- Flag Coat of arms
- Coordinates (Izabelin): 52°18′N 20°49′E﻿ / ﻿52.300°N 20.817°E
- Country: Poland
- Voivodeship: Masovian
- County: Warsaw West
- Seat: Izabelin C

Area
- • Total: 64.98 km^{2} (25.09 sq mi)

Population (2013)
- • Total: 10,523
- • Density: 160/km^{2} (420/sq mi)
- Website: http://izabelin.home.pl

= Gmina Izabelin =

Gmina Izabelin is a rural gmina (administrative district) in Warsaw West County, Masovian Voivodeship, in east-central Poland. Its seat is the village of Izabelin, which lies approximately 10 km north of Ożarów Mazowiecki and 16 km north-west of Warsaw.

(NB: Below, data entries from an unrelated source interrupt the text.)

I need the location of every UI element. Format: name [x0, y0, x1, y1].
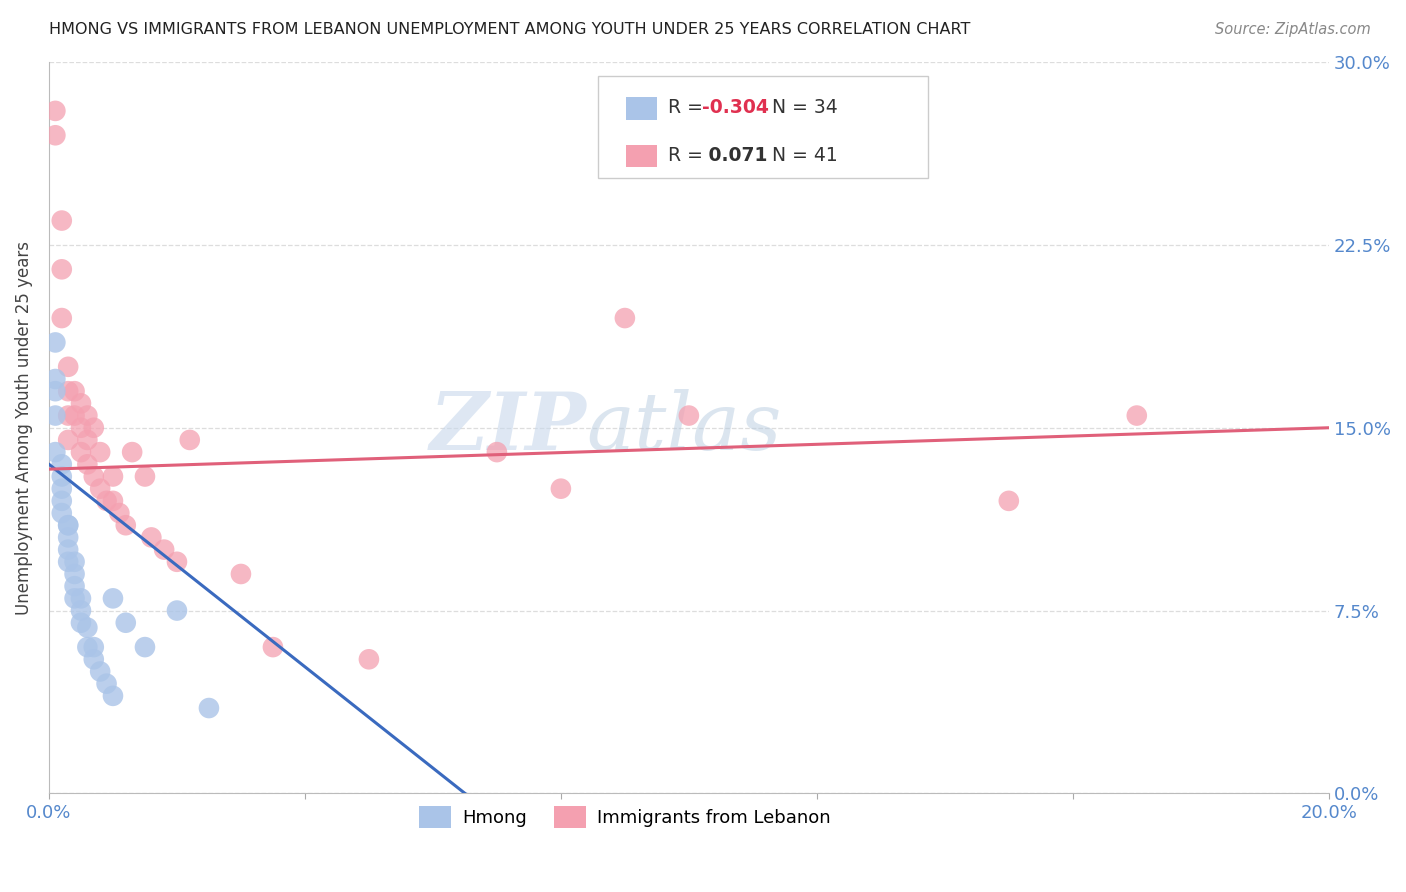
Point [83, 652, 105, 666]
Point [89, 482, 111, 496]
Point [96, 494, 118, 508]
Point [485, 445, 508, 459]
Text: atlas: atlas [586, 389, 782, 467]
Point [56, 359, 79, 374]
Point [51, 482, 73, 496]
Text: -0.304: -0.304 [702, 98, 769, 118]
Point [101, 469, 124, 483]
Point [89, 445, 111, 459]
Point [83, 421, 105, 435]
Point [44, 372, 66, 386]
Y-axis label: Unemployment Among Youth under 25 years: Unemployment Among Youth under 25 years [15, 241, 32, 615]
Text: N = 34: N = 34 [772, 98, 838, 118]
Point [76, 433, 98, 447]
Point [153, 542, 176, 557]
Point [56, 542, 79, 557]
Point [70, 421, 93, 435]
Point [998, 494, 1021, 508]
Point [70, 591, 93, 606]
Text: R =: R = [668, 98, 709, 118]
Point [70, 445, 93, 459]
Point [678, 409, 700, 423]
Point [56, 518, 79, 533]
Point [1126, 409, 1149, 423]
Point [101, 689, 124, 703]
Point [101, 591, 124, 606]
Point [63, 555, 86, 569]
Point [76, 409, 98, 423]
Text: N = 41: N = 41 [772, 145, 838, 165]
Text: HMONG VS IMMIGRANTS FROM LEBANON UNEMPLOYMENT AMONG YOUTH UNDER 25 YEARS CORRELA: HMONG VS IMMIGRANTS FROM LEBANON UNEMPLO… [49, 22, 970, 37]
Point [357, 652, 380, 666]
Text: 0.071: 0.071 [702, 145, 766, 165]
Point [83, 469, 105, 483]
Point [56, 518, 79, 533]
Point [613, 311, 636, 326]
Point [141, 530, 163, 544]
Point [179, 433, 201, 447]
Point [51, 458, 73, 472]
Point [63, 566, 86, 581]
Point [114, 518, 136, 533]
Text: Source: ZipAtlas.com: Source: ZipAtlas.com [1215, 22, 1371, 37]
Point [51, 213, 73, 227]
Point [51, 311, 73, 326]
Point [44, 103, 66, 118]
Text: R =: R = [668, 145, 709, 165]
Point [198, 701, 221, 715]
Point [76, 640, 98, 654]
Point [229, 566, 252, 581]
Point [70, 396, 93, 410]
Point [44, 335, 66, 350]
Point [96, 676, 118, 690]
Point [101, 494, 124, 508]
Point [63, 384, 86, 399]
Point [56, 555, 79, 569]
Point [134, 469, 156, 483]
Point [76, 621, 98, 635]
Point [134, 640, 156, 654]
Point [44, 128, 66, 143]
Point [44, 409, 66, 423]
Point [56, 433, 79, 447]
Point [51, 494, 73, 508]
Point [56, 530, 79, 544]
Point [44, 384, 66, 399]
Point [262, 640, 284, 654]
Point [121, 445, 143, 459]
Point [166, 603, 188, 617]
Legend: Hmong, Immigrants from Lebanon: Hmong, Immigrants from Lebanon [412, 799, 838, 836]
Point [76, 458, 98, 472]
Point [83, 640, 105, 654]
Point [70, 615, 93, 630]
Point [63, 579, 86, 593]
Point [108, 506, 131, 520]
Point [550, 482, 572, 496]
Point [51, 506, 73, 520]
Point [56, 409, 79, 423]
Point [114, 615, 136, 630]
Point [44, 445, 66, 459]
Point [63, 409, 86, 423]
Point [51, 469, 73, 483]
Point [56, 384, 79, 399]
Point [166, 555, 188, 569]
Point [70, 603, 93, 617]
Point [51, 262, 73, 277]
Point [63, 591, 86, 606]
Point [89, 665, 111, 679]
Text: ZIP: ZIP [430, 389, 586, 467]
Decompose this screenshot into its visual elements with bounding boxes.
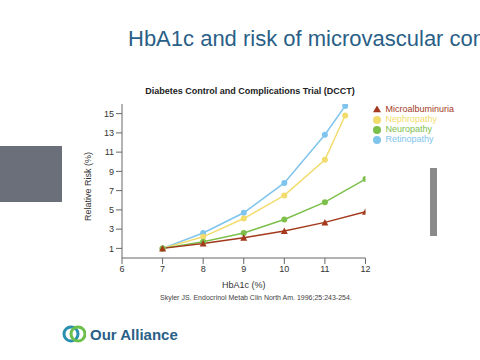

The gmina covers an area of 64.98 km2, and as of 2006 its total population is 10,068 (10,523 in 2013).

==Villages==
Gmina Izabelin contains the villages and settlements of Hornówek, Izabelin (including the sołectwos called Izabelin B and Izabelin C), Laski, Mościska, Sieraków and Truskaw.

==Neighbouring gminas==
Gmina Izabelin is bordered by the city of Warsaw and by the gminas of Czosnów, Leszno, Łomianki and Stare Babice.